As a “self-employed” professional, your taxes are not withheld on your billings as they were when you were a resident. Come tax time, you are responsible to pay your personal income taxes. For many new physicians, their first tax filing can be quite a surprise as you may be responsible for paying tens of thousands of dollars in April.
One strategy to prepare is to work with your accountant to estimate your tax bracket for the current year and each time you are paid your billings. This will help you determine how much money to sequester away specifically for taxes so you are not caught by surprise in April.
Finally, it is important to have an emergency fund that can be used to pay for unexpected expenses. This can be your personal line of credit, but it is important to make sure that once your line of credit is used, it is paid off.
With any life transition, it is important to reassess your insurance coverage. After finishing your residency, you lose your University benefits and are responsible for your own coverage. It is extremely important to make sure that you and your family are adequately protected. While you hope you will never have to use it, you need to be prepared. Aim to get the best coverage possible at the most reasonable cost.

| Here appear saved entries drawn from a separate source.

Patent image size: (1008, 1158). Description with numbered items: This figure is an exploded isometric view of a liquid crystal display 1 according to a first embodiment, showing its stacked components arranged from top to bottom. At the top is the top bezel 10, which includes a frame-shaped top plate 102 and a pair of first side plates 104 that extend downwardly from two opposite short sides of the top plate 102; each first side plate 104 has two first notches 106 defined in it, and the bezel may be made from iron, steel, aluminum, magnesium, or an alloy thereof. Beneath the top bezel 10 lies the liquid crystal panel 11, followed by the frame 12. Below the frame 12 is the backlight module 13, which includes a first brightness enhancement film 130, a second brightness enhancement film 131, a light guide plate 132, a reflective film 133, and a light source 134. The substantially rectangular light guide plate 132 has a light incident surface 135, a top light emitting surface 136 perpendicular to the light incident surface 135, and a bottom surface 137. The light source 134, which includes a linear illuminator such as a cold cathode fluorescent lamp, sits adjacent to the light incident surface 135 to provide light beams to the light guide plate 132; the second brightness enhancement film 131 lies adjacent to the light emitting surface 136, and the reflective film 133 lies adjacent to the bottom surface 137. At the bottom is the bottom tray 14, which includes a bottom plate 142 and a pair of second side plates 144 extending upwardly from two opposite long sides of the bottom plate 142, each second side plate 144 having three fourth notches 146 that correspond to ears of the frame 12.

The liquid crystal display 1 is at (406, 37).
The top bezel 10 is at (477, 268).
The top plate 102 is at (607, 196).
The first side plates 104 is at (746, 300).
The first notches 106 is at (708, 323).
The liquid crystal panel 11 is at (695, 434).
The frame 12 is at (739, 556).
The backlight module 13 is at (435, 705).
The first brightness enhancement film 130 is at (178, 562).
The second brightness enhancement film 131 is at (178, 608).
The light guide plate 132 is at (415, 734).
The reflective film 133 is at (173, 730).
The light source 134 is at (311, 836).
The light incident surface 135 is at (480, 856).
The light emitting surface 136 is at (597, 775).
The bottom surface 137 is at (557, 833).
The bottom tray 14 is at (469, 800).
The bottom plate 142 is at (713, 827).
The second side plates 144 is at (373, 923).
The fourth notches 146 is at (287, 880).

As a physician, one of your greatest assets is the physical capital you have developed through your medical training. The significant time and money that you invested in your medical training is reflective of your future income earning potential. The best way to protect your future potential income is through disability insurance. If you do not have disability insurance, in the unfortunate event that you get injured and are no longer able to work, you lose your future earnings power that you have worked so hard for. While there are many different disability insurance providers to choose from, two of the most popular options in Ontario are the group disability coverage through the OMA and private disability insurance through RBC. Considering that, as a physician, your ability to earn future income is one of your most valuable long-term assets, it is best to speak to an insurance specialist to ensure that your chosen policy fits best with your needs.
By the time you finish your residency, you may be planning for children or potentially already have a family. If this is the case, it is important to review your life insurance coverage because as a physician, you do not have any group insurance coverage through your employment. I believe that life insurance is a necessity for any family as it ensures that your loved ones are taken care of in case anything were to happen to you or your spouse. While life insurance payouts can be used for any purpose, oftentimes they are used to supplement lost earnings, pay off the mortgage on your home, and put your children through school.
Medical and Dental Coverage
Finally, as a physician, you no longer have the medical or dental coverage that you did throughout residency. Especially for a family, the cost of medication, dental and eye coverage can quickly add up. Depending on your family’s overall health situation and whether or not your spouse is covered through their work, you may choose to purchase additional private coverage or simply be included in your spouse’s coverage if their plan permits it.
Start Getting Professional Advice:
Now that you are practicing as a physician, the most valuable asset you have is your personal time. Enjoy the fruits of your labour and spend your off-hours on the things and people you love. Some of the most important administrative tasks in life can be the most time-consuming, like financial planning, investment management and accounting. By offloading these tasks to professionals you will free up your time to focus on what is important to you, while knowing that you are getting quality financial advicde without the hassle. Tax and financial professionals are specially trained to help you maximize your investments and reach your financial goals.